Un beau prélude que ce poème, où l’auteur exprime une tendre admiration pour un pays aimé qui sait tendre la main et a en lui cette force naturelle, tranquille, de repeindre en bleu les ciels tristes. Et nous comprenons, d’emblée, que les récits qu’ouvre ce poème seront, comme lui, mêlés d’amour et de douleur.

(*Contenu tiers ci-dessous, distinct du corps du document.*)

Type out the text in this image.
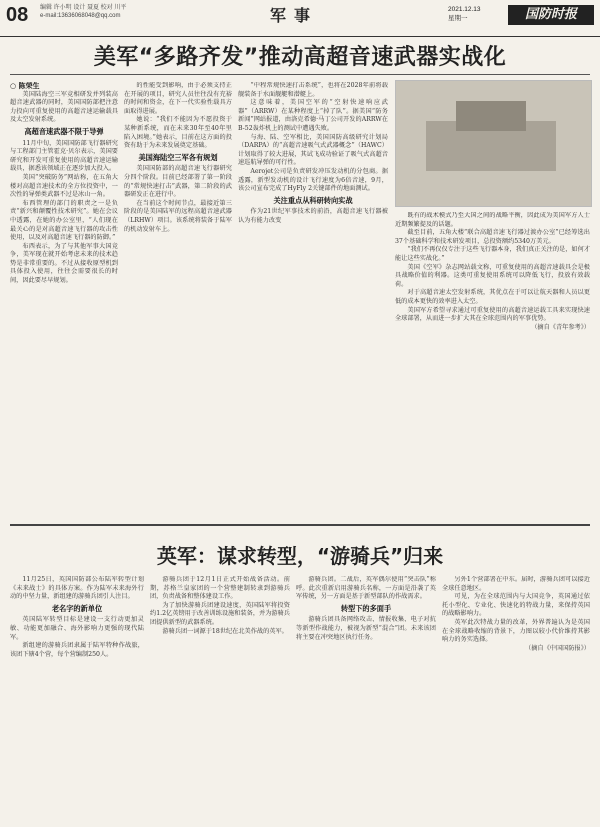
08 编辑 许小明 设计 聂夏 校对 川平
e-mail:13636068048@qq.com	军事	2021.12.13
星期一	国防时报
美军“多路齐发”推动高超音速武器实战化

○ 陈荣生

美国陆海空三军竞相研发并列装高超音速武器的同时，美国国防部把注意力投向可重复使用的高超音速运输载具及太空发射系统。

高超音速武器不限于导弹

11月中旬，美国国防部飞行器研究与工程部门主管霍克·贝尔表示，美国要研究和开发可重复使用的高超音速运输载具，据悉该领域正在逐步加大投入。

美国“突破防务”网站称，在五角大楼对高超音速技术的全方位投资中，一次性的导弹类武器不过是冰山一角。

布西管理的部门的职责之一是负责“新兴和颠覆性技术研究”。她在会议中透露，在她的办公室里，“人们现在最关心的是对高超音速飞行器的攻击性使用，以及对高超音速飞行器的防御。”

布西表示，为了与其他军事大国竞争，美军现在就开始考虑未来的技术趋势是非常重要的。不过从接收原型机到具体投入使用，往往会需要很长的时间，因此要尽早规划。

的性能受到影响，由于必须支持正在开展的项目，研究人员往往没有充裕的时间和资金，在下一代实验性载具方面取得进展。

她说：“我们不能因为不愿投资于某种新系统，而在未来30年至40年里陷入困境。”她表示，目前在这方面的投资有助于为未来发展奠定基础。

美国海陆空三军各有规划

美国国防部的高超音速飞行器研究分四个阶段。目前已经部署了第一阶段的“常规快速打击”武器，第二阶段的武器研发正在进行中。

在当前这个时间节点，最接近第三阶段的是美国陆军的远程高超音速武器（LRHW）项目。该系统将装备于陆军的机动发射车上。

“中程常规快速打击系统”，也将在2028年前将载舰装备于水面舰艇和潜艇上。

这意味着，美国空军的“空射快速响应武器”（ARRW）在某种程度上“掉了队”。据美国“防务新闻”网站报道，由洛克希德·马丁公司开发的ARRW在B-52轰炸机上的测试中遭遇失败。

与海、陆、空军相比，美国国防高级研究计划局（DARPA）的“高超音速吸气式武器概念”（HAWC）计划取得了较大进展，其试飞成功验证了吸气式高超音速巡航导弹的可行性。

Aerojet公司是负责研发冲压发动机的分包商。据透露，新型发动机的设计飞行速度为6倍音速，9月，该公司宣布完成了HyFly 2关键部件的地面测试。

关注重点从科研转向实战

作为21世纪军事技术的前沿，高超音速飞行器被认为有能力改变

既有的战术模式乃至大国之间的战略平衡，因此成为美国军方人士近期频繁提及的话题。

截至目前，五角大楼“联合高超音速飞行器过渡办公室”已经筹选出37个基础科学和技术研发项目，总投资额约5340万美元。

“我们不再仅仅专注于这些飞行器本身，我们真正关注的是，如何才能让这些实战化。”

美国《空军》杂志网站载文称，可重复使用的高超音速载具会是极具战略价值的利器。这类可重复使用系统可以降低飞行，投放有效载荷。

对于高超音速太空发射系统，其优点在于可以让航天器和人员以更低的成本更快的效率进入太空。

美国军方希望寻求通过可重复使用的高超音速运载工具来实现快速全球部署，从而进一步扩大其在全球范围内的军事优势。

（摘自《青年参考》）
英军：谋求转型，“游骑兵”归来

11月25日，英国国防部公布陆军转型计划《未来战士》的具体方案。作为陆军未来海外行动的中坚力量，新组建的游骑兵团引人注目。

老名字的新单位

英国陆军转型目标是建设一支行动更加灵敏、功能更加融合、海外影响力更强的现代陆军。

新组建的游骑兵团隶属于陆军特种作战旅，该团下辖4个营，每个营编制250人。

游骑兵团于12月1日正式开始战备活动。前期，苏格兰皇家团的一个营整建制转隶到游骑兵团，负责战备和整体建设工作。

为了加快游骑兵团建设速度，英国陆军将投资约1.2亿英镑用于改善训练设施和装备，并为游骑兵团提供新型的武器系统。

游骑兵团一词源于18世纪在北美作战的英军。

游骑兵团。二战后，英军偶尔使用“突击队”称呼。此次重新启用游骑兵名称，一方面是沿袭了英军传统，另一方面是基于新型部队的作战需求。

转型下的多面手

游骑兵团具备网络攻击、情报收集、电子对抗等新型作战能力，被视为新型“混合”团。未来该团将主要在冲突地区执行任务。

另外1个营部署在中东。届时，游骑兵团可以接近全球任意地区。

可见，为在全球范围内与大国竞争，英国通过依托小型化、专业化、快速化的特战力量，来保持英国的战略影响力。

英军此次特战力量的改革，外界普遍认为是英国在全球战略收缩的背景下，力图以较小代价维持其影响力的务实选择。

（摘自《中国国防报》）
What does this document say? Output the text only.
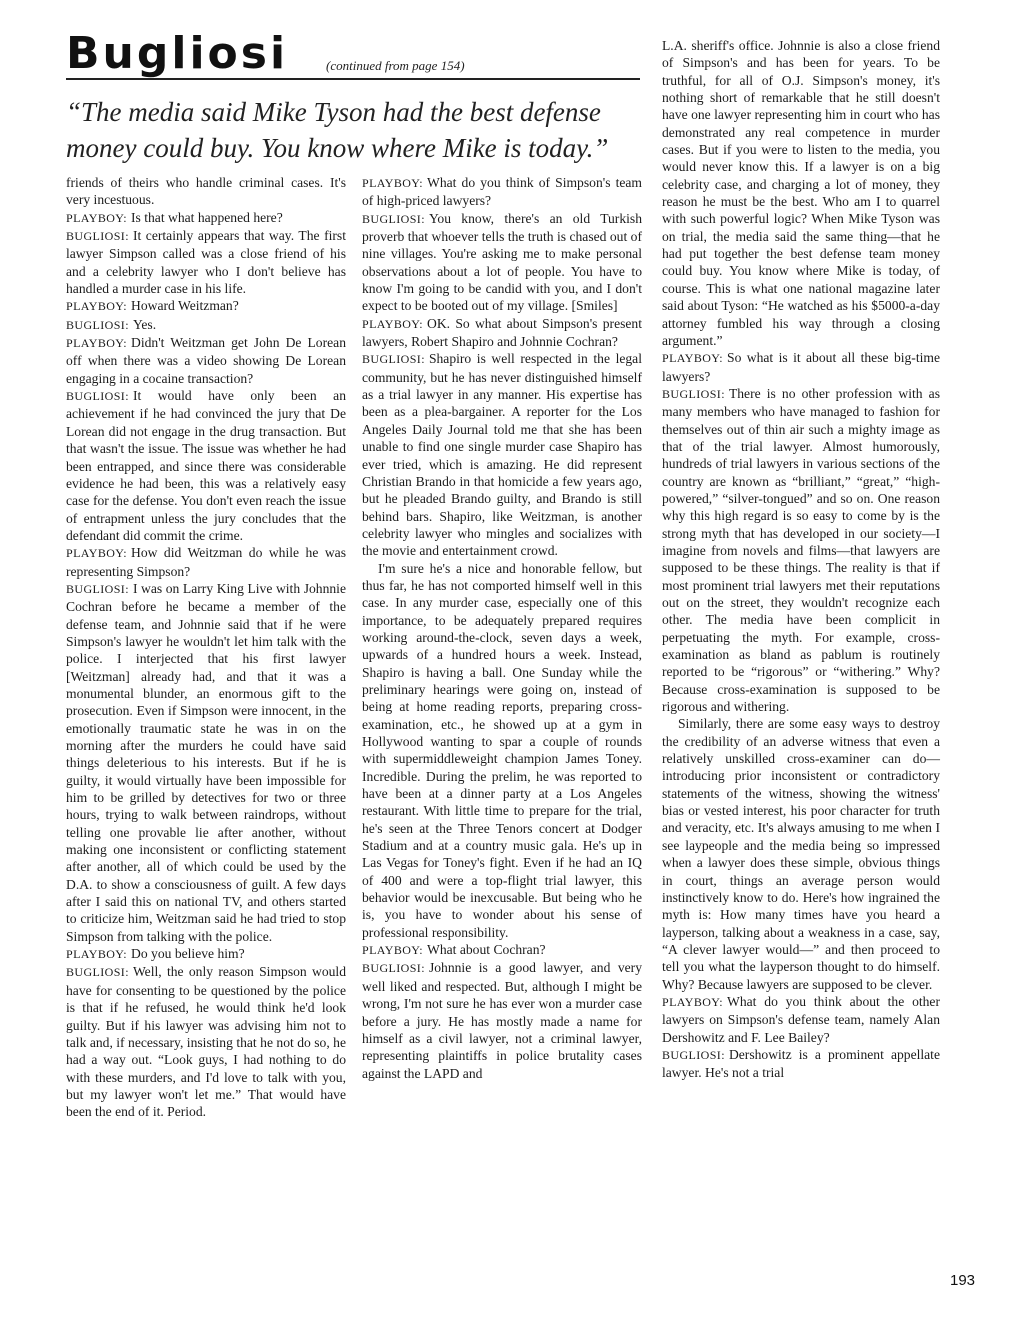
Bugliosi	(continued from page 154)
“The media said Mike Tyson had the best defense money could buy. You know where Mike is today.”

friends of theirs who handle criminal cases. It's very incestuous.

PLAYBOY: Is that what happened here?

BUGLIOSI: It certainly appears that way. The first lawyer Simpson called was a close friend of his and a celebrity lawyer who I don't believe has handled a murder case in his life.

PLAYBOY: Howard Weitzman?

BUGLIOSI: Yes.

PLAYBOY: Didn't Weitzman get John De Lorean off when there was a video showing De Lorean engaging in a cocaine transaction?

BUGLIOSI: It would have only been an achievement if he had convinced the jury that De Lorean did not engage in the drug transaction. But that wasn't the issue. The issue was whether he had been entrapped, and since there was considerable evidence he had been, this was a relatively easy case for the defense. You don't even reach the issue of entrapment unless the jury concludes that the defendant did commit the crime.

PLAYBOY: How did Weitzman do while he was representing Simpson?

BUGLIOSI: I was on Larry King Live with Johnnie Cochran before he became a member of the defense team, and Johnnie said that if he were Simpson's lawyer he wouldn't let him talk with the police. I interjected that his first lawyer [Weitzman] already had, and that it was a monumental blunder, an enormous gift to the prosecution. Even if Simpson were innocent, in the emotionally traumatic state he was in on the morning after the murders he could have said things deleterious to his interests. But if he is guilty, it would virtually have been impossible for him to be grilled by detectives for two or three hours, trying to walk between raindrops, without telling one provable lie after another, without making one inconsistent or conflicting statement after another, all of which could be used by the D.A. to show a consciousness of guilt. A few days after I said this on national TV, and others started to criticize him, Weitzman said he had tried to stop Simpson from talking with the police.

PLAYBOY: Do you believe him?

BUGLIOSI: Well, the only reason Simpson would have for consenting to be questioned by the police is that if he refused, he would think he'd look guilty. But if his lawyer was advising him not to talk and, if necessary, insisting that he not do so, he had a way out. “Look guys, I had nothing to do with these murders, and I'd love to talk with you, but my lawyer won't let me.” That would have been the end of it. Period.

PLAYBOY: What do you think of Simpson's team of high-priced lawyers?

BUGLIOSI: You know, there's an old Turkish proverb that whoever tells the truth is chased out of nine villages. You're asking me to make personal observations about a lot of people. You have to know I'm going to be candid with you, and I don't expect to be booted out of my village. [Smiles]

PLAYBOY: OK. So what about Simpson's present lawyers, Robert Shapiro and Johnnie Cochran?

BUGLIOSI: Shapiro is well respected in the legal community, but he has never distinguished himself as a trial lawyer in any manner. His expertise has been as a plea-bargainer. A reporter for the Los Angeles Daily Journal told me that she has been unable to find one single murder case Shapiro has ever tried, which is amazing. He did represent Christian Brando in that homicide a few years ago, but he pleaded Brando guilty, and Brando is still behind bars. Shapiro, like Weitzman, is another celebrity lawyer who mingles and socializes with the movie and entertainment crowd.

I'm sure he's a nice and honorable fellow, but thus far, he has not comported himself well in this case. In any murder case, especially one of this importance, to be adequately prepared requires working around-the-clock, seven days a week, upwards of a hundred hours a week. Instead, Shapiro is having a ball. One Sunday while the preliminary hearings were going on, instead of being at home reading reports, preparing cross-examination, etc., he showed up at a gym in Hollywood wanting to spar a couple of rounds with supermiddleweight champion James Toney. Incredible. During the prelim, he was reported to have been at a dinner party at a Los Angeles restaurant. With little time to prepare for the trial, he's seen at the Three Tenors concert at Dodger Stadium and at a country music gala. He's up in Las Vegas for Toney's fight. Even if he had an IQ of 400 and were a top-flight trial lawyer, this behavior would be inexcusable. But being who he is, you have to wonder about his sense of professional responsibility.

PLAYBOY: What about Cochran?

BUGLIOSI: Johnnie is a good lawyer, and very well liked and respected. But, although I might be wrong, I'm not sure he has ever won a murder case before a jury. He has mostly made a name for himself as a civil lawyer, not a criminal lawyer, representing plaintiffs in police brutality cases against the LAPD and

L.A. sheriff's office. Johnnie is also a close friend of Simpson's and has been for years. To be truthful, for all of O.J. Simpson's money, it's nothing short of remarkable that he still doesn't have one lawyer representing him in court who has demonstrated any real competence in murder cases. But if you were to listen to the media, you would never know this. If a lawyer is on a big celebrity case, and charging a lot of money, they reason he must be the best. Who am I to quarrel with such powerful logic? When Mike Tyson was on trial, the media said the same thing—that he had put together the best defense team money could buy. You know where Mike is today, of course. This is what one national magazine later said about Tyson: “He watched as his $5000-a-day attorney fumbled his way through a closing argument.”

PLAYBOY: So what is it about all these big-time lawyers?

BUGLIOSI: There is no other profession with as many members who have managed to fashion for themselves out of thin air such a mighty image as that of the trial lawyer. Almost humorously, hundreds of trial lawyers in various sections of the country are known as “brilliant,” “great,” “high-powered,” “silver-tongued” and so on. One reason why this high regard is so easy to come by is the strong myth that has developed in our society—I imagine from novels and films—that lawyers are supposed to be these things. The reality is that if most prominent trial lawyers met their reputations out on the street, they wouldn't recognize each other. The media have been complicit in perpetuating the myth. For example, cross-examination as bland as pablum is routinely reported to be “rigorous” or “withering.” Why? Because cross-examination is supposed to be rigorous and withering.

Similarly, there are some easy ways to destroy the credibility of an adverse witness that even a relatively unskilled cross-examiner can do—introducing prior inconsistent or contradictory statements of the witness, showing the witness' bias or vested interest, his poor character for truth and veracity, etc. It's always amusing to me when I see laypeople and the media being so impressed when a lawyer does these simple, obvious things in court, things an average person would instinctively know to do. Here's how ingrained the myth is: How many times have you heard a layperson, talking about a weakness in a case, say, “A clever lawyer would—” and then proceed to tell you what the layperson thought to do himself. Why? Because lawyers are supposed to be clever.

PLAYBOY: What do you think about the other lawyers on Simpson's defense team, namely Alan Dershowitz and F. Lee Bailey?

BUGLIOSI: Dershowitz is a prominent appellate lawyer. He's not a trial

193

Dans ces récits où Tahar Ben Jelloun nous immerge dans la vie d’une famille, d’un couple, nous happe dans une rêverie ou le souvenir bouleversant d’une amitié, l’auteur semble avoir abandonné le ton du conteur. Il ressurgit parfois, ci et là, quand l’écrivain quitte le récit réaliste pour nous dérouler des légendes, comme celle de Barbara Hutton ou du voyage de Miguel Cervantes à Tétouan, introduit par la formule magique «Il était une fois», qui nous fait nous attendre à quelque histoire qui nous replongerait dans l’enfance, le frisson des nuits où se déroulaient les voix mystérieuses des femmes. En réalité, il n’en est rien. Car les histoires que nous offre ici Tahar Ben Jelloun sont d’un réalisme foudroyant, et le glissement ponctuel vers la légende ne fait que servir ce réalisme. Les récits sont ancrés dans une Histoire, une civilisation, une culture, une société à plusieurs vitesses où le luxe et la pauvreté, les palais, les bicoques de fortune et le ciel pour seul toit aux enfants gisant, absents, sur les trottoirs se côtoient. Autant d’éléments que l’auteur semble vouloir rappeler au souvenir du lecteur qui en ressort étourdi et pensif.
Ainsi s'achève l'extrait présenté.